The map function takes a closure as an argument, where the argument for the closure is the Output of the reactor. Since the output of UppercaseString is a String, the map function is called with a closure FnMut(UppercaseString::Output) -> T.

This is a convenient way to change the output of a reactor.

The ReactiveTcpListener outputs a tuple: (mio::net::TcpStream, SocketAddr). The map function could be useful here if the SocketAddr is not required:

use sonr::prelude::*;
use sonr::net::tcp::ReactiveTcpListener;

fn main() {
    System::init();

    let listener = ReactiveTcpListener::bind("127.0.0.1:8000")
        .unwrap()
        .map(|(stream, _socket_addr)| stream); // ignore the SocketAddr

    System::start(listener);
}

And

The last method on a Reactor is and. This is useful to run more than one (evented) reactor in parallel.

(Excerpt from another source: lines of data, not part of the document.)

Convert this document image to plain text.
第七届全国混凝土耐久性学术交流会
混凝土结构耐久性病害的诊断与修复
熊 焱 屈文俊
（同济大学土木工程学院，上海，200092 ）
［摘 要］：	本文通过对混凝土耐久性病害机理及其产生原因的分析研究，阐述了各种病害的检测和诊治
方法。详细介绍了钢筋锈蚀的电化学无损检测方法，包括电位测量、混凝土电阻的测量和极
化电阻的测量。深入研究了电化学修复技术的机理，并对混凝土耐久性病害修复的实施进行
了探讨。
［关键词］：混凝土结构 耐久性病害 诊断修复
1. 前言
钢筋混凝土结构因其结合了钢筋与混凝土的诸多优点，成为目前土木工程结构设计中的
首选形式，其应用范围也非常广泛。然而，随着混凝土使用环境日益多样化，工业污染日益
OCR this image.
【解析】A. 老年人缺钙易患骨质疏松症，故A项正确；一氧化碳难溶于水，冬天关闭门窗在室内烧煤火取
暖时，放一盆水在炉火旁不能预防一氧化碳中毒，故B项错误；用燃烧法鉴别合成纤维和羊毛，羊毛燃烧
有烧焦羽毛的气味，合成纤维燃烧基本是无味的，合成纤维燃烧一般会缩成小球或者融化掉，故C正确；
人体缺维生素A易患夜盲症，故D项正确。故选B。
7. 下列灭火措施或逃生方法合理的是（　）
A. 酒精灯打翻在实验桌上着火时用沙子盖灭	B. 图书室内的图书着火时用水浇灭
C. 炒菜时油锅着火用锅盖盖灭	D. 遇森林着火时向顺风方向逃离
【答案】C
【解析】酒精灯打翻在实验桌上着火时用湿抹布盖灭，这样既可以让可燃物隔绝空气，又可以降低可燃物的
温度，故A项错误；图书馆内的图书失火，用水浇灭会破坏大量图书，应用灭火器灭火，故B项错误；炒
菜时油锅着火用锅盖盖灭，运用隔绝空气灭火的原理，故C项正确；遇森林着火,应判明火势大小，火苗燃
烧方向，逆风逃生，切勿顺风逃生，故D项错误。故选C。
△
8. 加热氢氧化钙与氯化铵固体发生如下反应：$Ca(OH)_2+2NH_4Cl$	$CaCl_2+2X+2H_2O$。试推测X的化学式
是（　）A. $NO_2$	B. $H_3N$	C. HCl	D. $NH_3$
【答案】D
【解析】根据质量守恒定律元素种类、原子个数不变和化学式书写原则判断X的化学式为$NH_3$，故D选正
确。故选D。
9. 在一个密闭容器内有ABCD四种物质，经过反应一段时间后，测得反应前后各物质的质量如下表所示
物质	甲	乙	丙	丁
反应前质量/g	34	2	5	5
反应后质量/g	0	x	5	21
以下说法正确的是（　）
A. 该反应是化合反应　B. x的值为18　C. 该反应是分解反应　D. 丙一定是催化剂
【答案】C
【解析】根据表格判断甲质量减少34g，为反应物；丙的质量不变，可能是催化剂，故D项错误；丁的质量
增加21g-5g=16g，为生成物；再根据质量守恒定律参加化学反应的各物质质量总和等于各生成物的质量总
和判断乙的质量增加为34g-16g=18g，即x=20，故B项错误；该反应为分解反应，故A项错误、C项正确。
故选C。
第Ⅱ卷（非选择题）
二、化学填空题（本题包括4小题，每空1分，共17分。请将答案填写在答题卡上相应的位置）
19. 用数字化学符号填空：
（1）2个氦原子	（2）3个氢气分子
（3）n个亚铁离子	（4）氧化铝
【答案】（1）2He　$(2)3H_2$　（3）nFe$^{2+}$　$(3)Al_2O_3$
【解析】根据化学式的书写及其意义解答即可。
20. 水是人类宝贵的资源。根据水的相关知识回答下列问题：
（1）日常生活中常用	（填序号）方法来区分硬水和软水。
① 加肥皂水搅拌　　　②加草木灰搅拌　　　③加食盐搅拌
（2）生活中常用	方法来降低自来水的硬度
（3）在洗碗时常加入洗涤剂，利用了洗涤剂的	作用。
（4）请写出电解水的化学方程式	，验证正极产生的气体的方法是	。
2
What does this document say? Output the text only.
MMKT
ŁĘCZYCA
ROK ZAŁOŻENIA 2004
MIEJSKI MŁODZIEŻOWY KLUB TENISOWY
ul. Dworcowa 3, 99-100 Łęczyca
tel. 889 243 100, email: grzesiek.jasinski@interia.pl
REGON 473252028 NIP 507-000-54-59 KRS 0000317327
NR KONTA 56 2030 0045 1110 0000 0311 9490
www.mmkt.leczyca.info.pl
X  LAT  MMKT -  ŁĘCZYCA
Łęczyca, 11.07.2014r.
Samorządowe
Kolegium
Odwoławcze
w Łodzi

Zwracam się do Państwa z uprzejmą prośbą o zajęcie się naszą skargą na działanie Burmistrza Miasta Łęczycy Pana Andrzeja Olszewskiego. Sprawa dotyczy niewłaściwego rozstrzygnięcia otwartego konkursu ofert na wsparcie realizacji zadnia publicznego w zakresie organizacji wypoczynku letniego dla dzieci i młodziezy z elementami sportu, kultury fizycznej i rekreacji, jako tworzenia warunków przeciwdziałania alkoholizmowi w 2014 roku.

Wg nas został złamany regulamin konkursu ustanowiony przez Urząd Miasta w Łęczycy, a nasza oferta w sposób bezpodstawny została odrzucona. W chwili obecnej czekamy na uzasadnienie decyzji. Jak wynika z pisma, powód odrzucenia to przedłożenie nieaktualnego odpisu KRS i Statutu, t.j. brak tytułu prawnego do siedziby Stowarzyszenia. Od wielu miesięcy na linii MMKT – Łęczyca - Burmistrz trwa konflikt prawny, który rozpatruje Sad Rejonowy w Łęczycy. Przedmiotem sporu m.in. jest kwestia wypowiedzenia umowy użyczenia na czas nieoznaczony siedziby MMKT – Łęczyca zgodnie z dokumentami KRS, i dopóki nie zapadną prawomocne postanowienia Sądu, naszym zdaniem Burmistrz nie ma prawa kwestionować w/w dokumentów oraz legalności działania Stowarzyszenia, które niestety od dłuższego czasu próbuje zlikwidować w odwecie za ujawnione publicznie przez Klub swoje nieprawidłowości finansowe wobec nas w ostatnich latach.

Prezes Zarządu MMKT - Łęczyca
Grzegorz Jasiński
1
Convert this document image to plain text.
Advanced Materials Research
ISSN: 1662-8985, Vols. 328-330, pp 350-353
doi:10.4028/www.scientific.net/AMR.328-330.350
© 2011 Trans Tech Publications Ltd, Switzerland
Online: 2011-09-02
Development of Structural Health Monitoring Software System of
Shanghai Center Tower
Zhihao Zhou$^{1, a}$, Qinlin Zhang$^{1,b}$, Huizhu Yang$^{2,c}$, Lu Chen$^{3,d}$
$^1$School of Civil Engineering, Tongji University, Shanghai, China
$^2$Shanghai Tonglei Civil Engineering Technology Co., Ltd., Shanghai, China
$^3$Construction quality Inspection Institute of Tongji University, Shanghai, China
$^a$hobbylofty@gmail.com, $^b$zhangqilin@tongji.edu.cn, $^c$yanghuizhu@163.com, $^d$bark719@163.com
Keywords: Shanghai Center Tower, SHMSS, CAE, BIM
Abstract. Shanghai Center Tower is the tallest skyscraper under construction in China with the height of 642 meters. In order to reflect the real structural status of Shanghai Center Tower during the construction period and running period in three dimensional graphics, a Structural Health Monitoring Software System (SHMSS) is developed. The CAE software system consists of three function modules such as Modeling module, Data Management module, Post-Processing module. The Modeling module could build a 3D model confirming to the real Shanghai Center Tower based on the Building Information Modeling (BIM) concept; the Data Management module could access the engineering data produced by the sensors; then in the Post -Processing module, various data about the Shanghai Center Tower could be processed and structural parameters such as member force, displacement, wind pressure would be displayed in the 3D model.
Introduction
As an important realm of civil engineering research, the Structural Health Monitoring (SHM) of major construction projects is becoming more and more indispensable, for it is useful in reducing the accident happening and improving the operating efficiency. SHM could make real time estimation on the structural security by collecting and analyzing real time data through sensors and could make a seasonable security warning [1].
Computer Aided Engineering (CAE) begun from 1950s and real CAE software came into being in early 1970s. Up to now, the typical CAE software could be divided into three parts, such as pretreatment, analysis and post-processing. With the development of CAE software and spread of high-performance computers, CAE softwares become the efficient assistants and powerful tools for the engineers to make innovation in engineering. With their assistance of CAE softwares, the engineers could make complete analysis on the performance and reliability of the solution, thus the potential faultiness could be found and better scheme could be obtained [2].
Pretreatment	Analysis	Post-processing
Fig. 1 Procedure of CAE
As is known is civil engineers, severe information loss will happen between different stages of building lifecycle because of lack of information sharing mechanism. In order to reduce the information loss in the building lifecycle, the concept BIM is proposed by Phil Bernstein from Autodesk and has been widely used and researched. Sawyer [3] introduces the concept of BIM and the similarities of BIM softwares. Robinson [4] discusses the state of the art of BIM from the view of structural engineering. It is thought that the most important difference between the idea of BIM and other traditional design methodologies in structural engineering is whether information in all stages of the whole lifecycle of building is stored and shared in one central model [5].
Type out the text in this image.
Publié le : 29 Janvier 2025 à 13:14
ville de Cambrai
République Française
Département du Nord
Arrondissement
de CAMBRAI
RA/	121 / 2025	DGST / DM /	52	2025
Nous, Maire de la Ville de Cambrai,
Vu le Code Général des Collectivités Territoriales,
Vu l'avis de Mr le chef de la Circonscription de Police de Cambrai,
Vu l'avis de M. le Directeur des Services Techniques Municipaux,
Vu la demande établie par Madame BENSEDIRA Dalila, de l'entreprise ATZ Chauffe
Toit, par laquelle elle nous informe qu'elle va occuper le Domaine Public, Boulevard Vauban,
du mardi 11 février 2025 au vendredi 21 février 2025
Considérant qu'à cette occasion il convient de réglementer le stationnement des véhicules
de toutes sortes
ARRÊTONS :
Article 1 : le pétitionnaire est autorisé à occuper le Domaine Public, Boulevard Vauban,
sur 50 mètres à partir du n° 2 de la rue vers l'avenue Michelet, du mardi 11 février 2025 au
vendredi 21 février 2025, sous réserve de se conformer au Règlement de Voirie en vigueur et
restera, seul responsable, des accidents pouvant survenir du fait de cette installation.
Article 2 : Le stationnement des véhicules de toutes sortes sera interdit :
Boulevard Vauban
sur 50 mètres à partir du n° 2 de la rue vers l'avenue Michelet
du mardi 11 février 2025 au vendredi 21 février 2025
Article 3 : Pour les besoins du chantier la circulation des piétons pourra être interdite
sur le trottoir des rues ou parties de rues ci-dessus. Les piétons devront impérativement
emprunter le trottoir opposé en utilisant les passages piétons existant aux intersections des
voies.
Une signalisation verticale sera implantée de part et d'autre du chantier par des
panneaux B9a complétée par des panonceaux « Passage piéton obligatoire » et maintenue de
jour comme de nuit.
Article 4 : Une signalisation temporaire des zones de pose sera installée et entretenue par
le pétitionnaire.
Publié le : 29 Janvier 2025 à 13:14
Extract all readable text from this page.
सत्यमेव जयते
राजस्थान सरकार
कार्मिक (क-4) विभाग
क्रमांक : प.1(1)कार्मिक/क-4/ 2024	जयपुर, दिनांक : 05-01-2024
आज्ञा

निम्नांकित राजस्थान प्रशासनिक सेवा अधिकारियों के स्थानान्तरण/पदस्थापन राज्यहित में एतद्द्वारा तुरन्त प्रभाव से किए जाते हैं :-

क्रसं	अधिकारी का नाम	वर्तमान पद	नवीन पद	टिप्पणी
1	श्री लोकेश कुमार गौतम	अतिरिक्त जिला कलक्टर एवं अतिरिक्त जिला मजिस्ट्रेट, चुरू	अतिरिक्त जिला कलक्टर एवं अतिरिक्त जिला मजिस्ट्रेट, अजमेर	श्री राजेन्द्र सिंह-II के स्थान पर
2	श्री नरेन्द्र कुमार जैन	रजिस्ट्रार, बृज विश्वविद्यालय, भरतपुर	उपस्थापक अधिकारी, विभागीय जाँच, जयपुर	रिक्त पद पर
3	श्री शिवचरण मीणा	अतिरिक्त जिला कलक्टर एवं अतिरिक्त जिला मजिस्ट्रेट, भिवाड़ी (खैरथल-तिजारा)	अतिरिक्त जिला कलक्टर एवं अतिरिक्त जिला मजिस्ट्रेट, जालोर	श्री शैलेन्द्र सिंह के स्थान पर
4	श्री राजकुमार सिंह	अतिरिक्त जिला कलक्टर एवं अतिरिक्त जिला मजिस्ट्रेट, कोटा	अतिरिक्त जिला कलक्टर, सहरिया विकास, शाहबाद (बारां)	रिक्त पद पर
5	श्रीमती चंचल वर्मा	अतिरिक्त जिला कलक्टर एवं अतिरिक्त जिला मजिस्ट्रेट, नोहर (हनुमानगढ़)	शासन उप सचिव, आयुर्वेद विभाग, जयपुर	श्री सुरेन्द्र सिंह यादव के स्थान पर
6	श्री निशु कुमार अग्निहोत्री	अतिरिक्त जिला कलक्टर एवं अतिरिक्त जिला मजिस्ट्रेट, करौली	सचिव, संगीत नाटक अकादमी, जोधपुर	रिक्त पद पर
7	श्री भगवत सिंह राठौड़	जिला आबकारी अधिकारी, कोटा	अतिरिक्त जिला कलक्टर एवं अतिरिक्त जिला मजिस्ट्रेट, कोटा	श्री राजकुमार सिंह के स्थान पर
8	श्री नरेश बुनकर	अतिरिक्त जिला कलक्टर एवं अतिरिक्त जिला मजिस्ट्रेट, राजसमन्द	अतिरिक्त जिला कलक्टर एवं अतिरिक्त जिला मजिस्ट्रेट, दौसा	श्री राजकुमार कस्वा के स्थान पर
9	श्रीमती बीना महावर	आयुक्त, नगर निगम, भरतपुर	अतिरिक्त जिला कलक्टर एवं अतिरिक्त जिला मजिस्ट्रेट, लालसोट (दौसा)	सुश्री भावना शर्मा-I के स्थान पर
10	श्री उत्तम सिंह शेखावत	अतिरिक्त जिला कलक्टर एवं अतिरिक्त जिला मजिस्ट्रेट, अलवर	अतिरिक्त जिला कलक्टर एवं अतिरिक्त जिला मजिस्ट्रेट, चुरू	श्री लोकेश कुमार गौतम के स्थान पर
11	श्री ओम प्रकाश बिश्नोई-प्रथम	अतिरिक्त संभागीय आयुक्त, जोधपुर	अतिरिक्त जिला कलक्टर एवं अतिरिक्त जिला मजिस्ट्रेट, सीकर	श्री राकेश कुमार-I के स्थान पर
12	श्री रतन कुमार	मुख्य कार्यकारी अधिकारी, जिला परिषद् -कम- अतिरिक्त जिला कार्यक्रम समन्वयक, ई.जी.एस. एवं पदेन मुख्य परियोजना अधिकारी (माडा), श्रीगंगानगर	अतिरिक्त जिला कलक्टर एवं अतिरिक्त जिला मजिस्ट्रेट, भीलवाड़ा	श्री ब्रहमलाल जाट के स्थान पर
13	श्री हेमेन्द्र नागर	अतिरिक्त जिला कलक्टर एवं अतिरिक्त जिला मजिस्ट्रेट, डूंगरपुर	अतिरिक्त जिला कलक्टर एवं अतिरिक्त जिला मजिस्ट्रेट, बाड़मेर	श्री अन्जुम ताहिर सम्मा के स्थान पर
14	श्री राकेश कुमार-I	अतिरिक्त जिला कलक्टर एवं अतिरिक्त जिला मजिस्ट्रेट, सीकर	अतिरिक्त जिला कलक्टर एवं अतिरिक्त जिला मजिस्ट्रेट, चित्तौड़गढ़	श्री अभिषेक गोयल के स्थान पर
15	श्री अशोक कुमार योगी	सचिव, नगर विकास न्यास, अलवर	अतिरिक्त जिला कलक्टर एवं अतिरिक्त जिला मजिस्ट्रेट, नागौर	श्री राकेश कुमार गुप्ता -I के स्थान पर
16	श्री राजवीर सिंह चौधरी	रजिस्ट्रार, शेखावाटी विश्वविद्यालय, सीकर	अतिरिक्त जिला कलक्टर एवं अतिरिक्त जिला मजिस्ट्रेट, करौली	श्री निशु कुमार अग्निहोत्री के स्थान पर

Since the output of a tcp listener is a stream and a socket address, it would not be possible to chain two tcp listeners together. It is also not possible to call System::start twice in the same thread.

To run two tcp listeners at the same time use and:

use sonr::prelude::*;
use sonr::net::tcp::ReactiveTcpListener;

fn main() {
    System::init();

    let listener_1 = ReactiveTcpListener::bind("127.0.0.1:8000").unwrap();
    let listener_2 = ReactiveTcpListener::bind("127.0.0.1:9000").unwrap();

    System::start(listener_1.and(listener_2));
}

This means a Reaction::Event(event) from the System will be sent to both listeners.